What is Chaos Engineering? Failure Becomes Reliability

In the IT world, failure is inevitable. A server might go down, an app may fail, etc. Does your team know what to do during a major outage? Do you know what instances may cause a larger systems failure? Chaos engineering, or chaos as a service, will help you fail responsibly.

It almost sounds counterintuitive to think that failing is one of the best security and reliability measures, but this is what chaos engineering is all about. The simple idea behind it is to create chaotic scenarios to test the systems you have in place. Break things on purpose. It’s so punk!
What is Chaos Engineering?

The Origins of Chaos Engineering

In our blog, we have talked about Site Reliability Engineering before but Chaos engineering is a relatively new phenomenon. It all started with Netflix’s move to the AWS cloud in 2010. Netflix saw the cloud as vulnerable. They believed that no instance in the cloud could guarantee permanent uptime. So, they created Chaos Monkey. Chaos Monkey was designed to randomly disable production instances to ensure survivability during common types of failures.
Chaos Monkey wasn’t enough, though. Netflix wanted to create an entire virtual army of chaos, the Simian Army, which includes: Latency Monkey, Conformity Monkey, Doctor Monkey, Janitor Monkey, Security Monkey, 10-18 Monkey, and Chaos Gorilla. I won’t go into each monkey’s function, but the idea is simple: Create chaos, guarantee reliability.

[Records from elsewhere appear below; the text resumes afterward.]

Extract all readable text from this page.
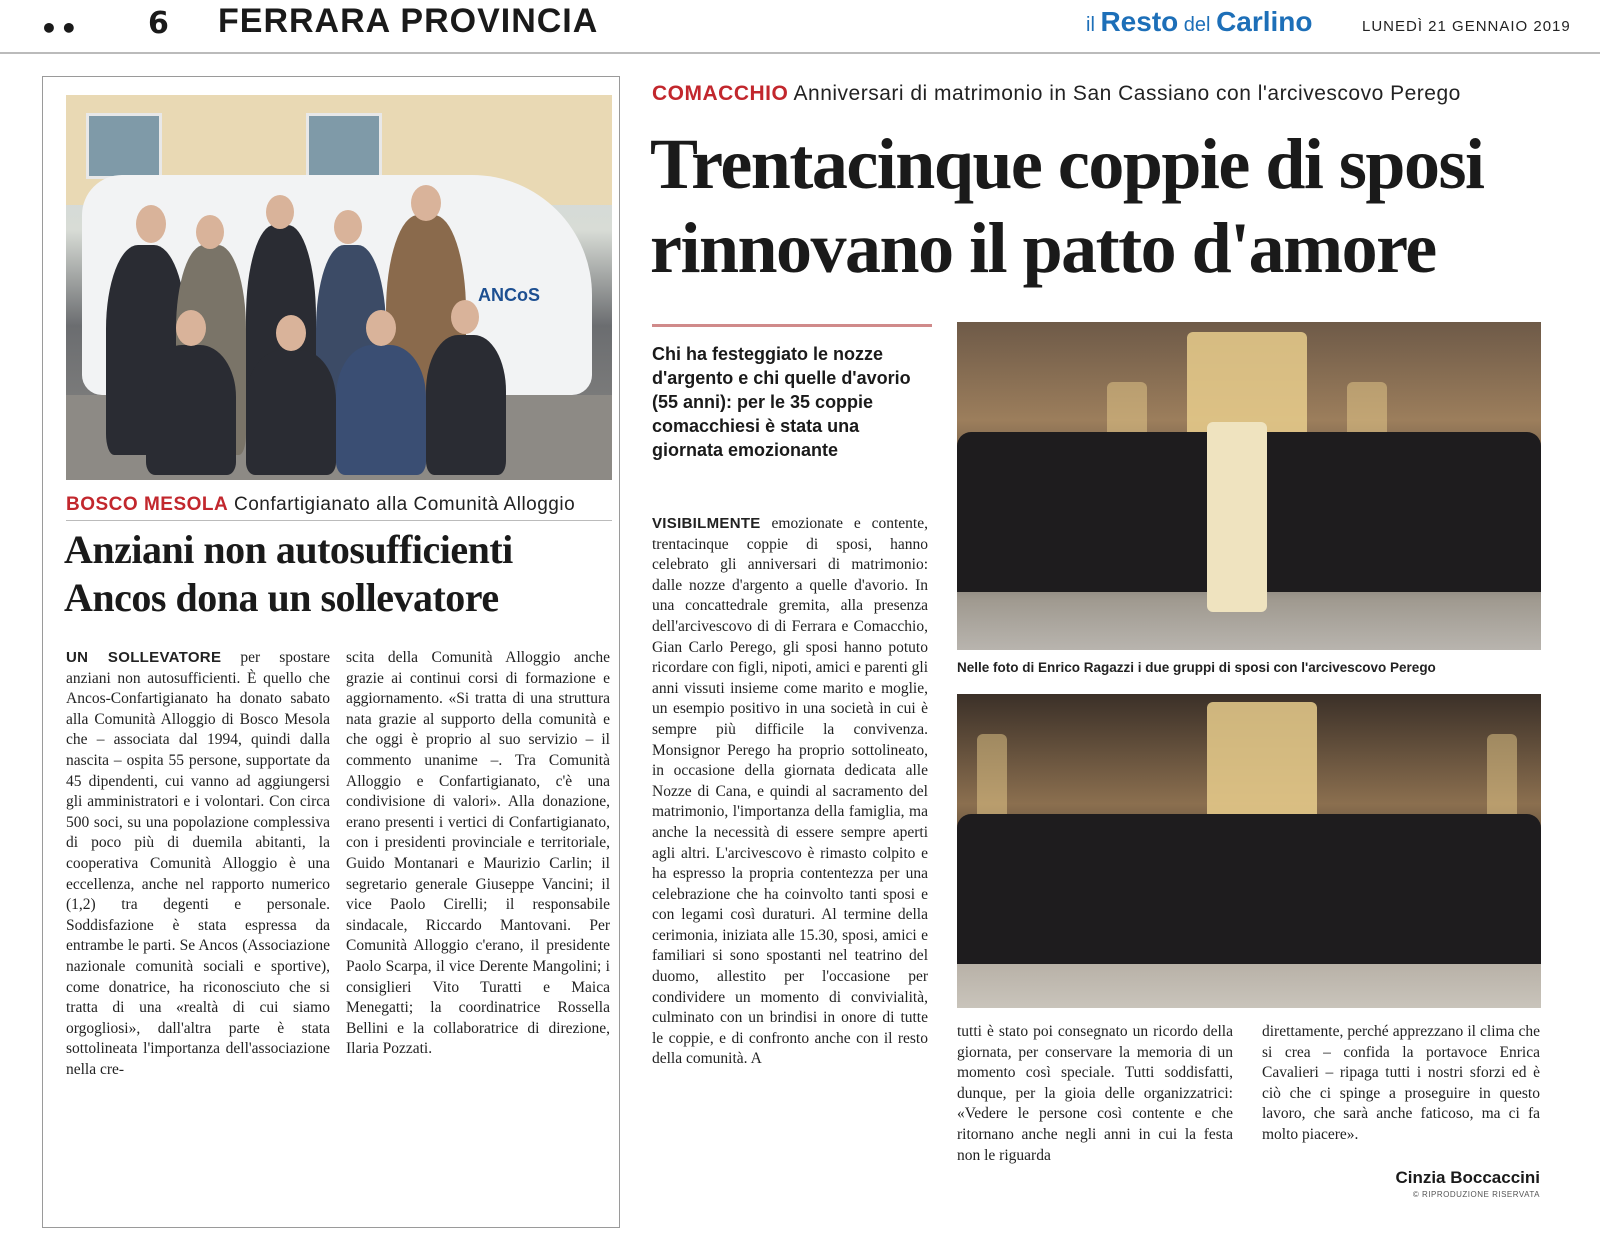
•• 6 FERRARA PROVINCIA	il Resto del Carlino	LUNEDÌ 21 GENNAIO 2019
ANCoS
BOSCO MESOLA Confartigianato alla Comunità Alloggio
Anziani non autosufficienti
Ancos dona un sollevatore
UN SOLLEVATORE per spostare anziani non autosufficienti. È quello che Ancos-Confartigianato ha donato sabato alla Comunità Alloggio di Bosco Mesola che – associata dal 1994, quindi dalla nascita – ospita 55 persone, supportate da 45 dipendenti, cui vanno ad aggiungersi gli amministratori e i volontari. Con circa 500 soci, su una popolazione complessiva di poco più di duemila abitanti, la cooperativa Comunità Alloggio è una eccellenza, anche nel rapporto numerico (1,2) tra degenti e personale. Soddisfazione è stata espressa da entrambe le parti. Se Ancos (Associazione nazionale comunità sociali e sportive), come donatrice, ha riconosciuto che si tratta di una «realtà di cui siamo orgogliosi», dall'altra parte è stata sottolineata l'importanza dell'associazione nella cre-
scita della Comunità Alloggio anche grazie ai continui corsi di formazione e aggiornamento. «Si tratta di una struttura nata grazie al supporto della comunità e che oggi è proprio al suo servizio – il commento unanime –. Tra Comunità Alloggio e Confartigianato, c'è una condivisione di valori». Alla donazione, erano presenti i vertici di Confartigianato, con i presidenti provinciale e territoriale, Guido Montanari e Maurizio Carlin; il segretario generale Giuseppe Vancini; il vice Paolo Cirelli; il responsabile sindacale, Riccardo Mantovani. Per Comunità Alloggio c'erano, il presidente Paolo Scarpa, il vice Derente Mangolini; i consiglieri Vito Turatti e Maica Menegatti; la coordinatrice Rossella Bellini e la collaboratrice di direzione, Ilaria Pozzati.
COMACCHIO Anniversari di matrimonio in San Cassiano con l'arcivescovo Perego
Trentacinque coppie di sposi
rinnovano il patto d'amore
Chi ha festeggiato le nozze d'argento e chi quelle d'avorio (55 anni): per le 35 coppie comacchiesi è stata una giornata emozionante
VISIBILMENTE emozionate e contente, trentacinque coppie di sposi, hanno celebrato gli anniversari di matrimonio: dalle nozze d'argento a quelle d'avorio. In una concattedrale gremita, alla presenza dell'arcivescovo di di Ferrara e Comacchio, Gian Carlo Perego, gli sposi hanno potuto ricordare con figli, nipoti, amici e parenti gli anni vissuti insieme come marito e moglie, un esempio positivo in una società in cui è sempre più difficile la convivenza. Monsignor Perego ha proprio sottolineato, in occasione della giornata dedicata alle Nozze di Cana, e quindi al sacramento del matrimonio, l'importanza della famiglia, ma anche la necessità di essere sempre aperti agli altri. L'arcivescovo è rimasto colpito e ha espresso la propria contentezza per una celebrazione che ha coinvolto tanti sposi e con legami così duraturi. Al termine della cerimonia, iniziata alle 15.30, sposi, amici e familiari si sono spostanti nel teatrino del duomo, allestito per l'occasione per condividere un momento di convivialità, culminato con un brindisi in onore di tutte le coppie, e di confronto anche con il resto della comunità. A
Nelle foto di Enrico Ragazzi i due gruppi di sposi con l'arcivescovo Perego
tutti è stato poi consegnato un ricordo della giornata, per conservare la memoria di un momento così speciale. Tutti soddisfatti, dunque, per la gioia delle organizzatrici: «Vedere le persone così contente e che ritornano anche negli anni in cui la festa non le riguarda
direttamente, perché apprezzano il clima che si crea – confida la portavoce Enrica Cavalieri – ripaga tutti i nostri sforzi ed è ciò che ci spinge a proseguire in questo lavoro, che sarà anche faticoso, ma ci fa molto piacere».
Cinzia Boccaccini
© RIPRODUZIONE RISERVATA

The Simian Army may be a fun tool, but it wasn’t always fun for customers. Some of the monkeys were responsible for customer-related problems. The chaos was too uncontrollable. Effectively managing failure like this requires controlled simulation. Thus, Netflix created Failure Injection Testing.

Failure Injection Testing (FIT) was designed to give developers a “blast radius” rather than unmanaged chaos. Mapping out specific places where the tests will occur eliminates the risks. These tests are supposed to be proactive, giving IT teams real experience in dealing with outages and other common problems. Without FIT, chaos as a service wouldn’t be a viable product for a mass audience. Netflix introduced the FIT practice in 2014 when Kolton Andrus was working at the company. Andrus later became the co-founder of Gremlin, a company that offers chaos as a service.

What is Chaos as a Service?

Chaos as a service isn’t exactly chaotic in its current state. The Simian Army may have caused real chaos, but its use as a service is far more controlled and logical. Essentially, if you could simulate chaos in your day-to-day life to maximize your personal efficiency, wouldn’t you?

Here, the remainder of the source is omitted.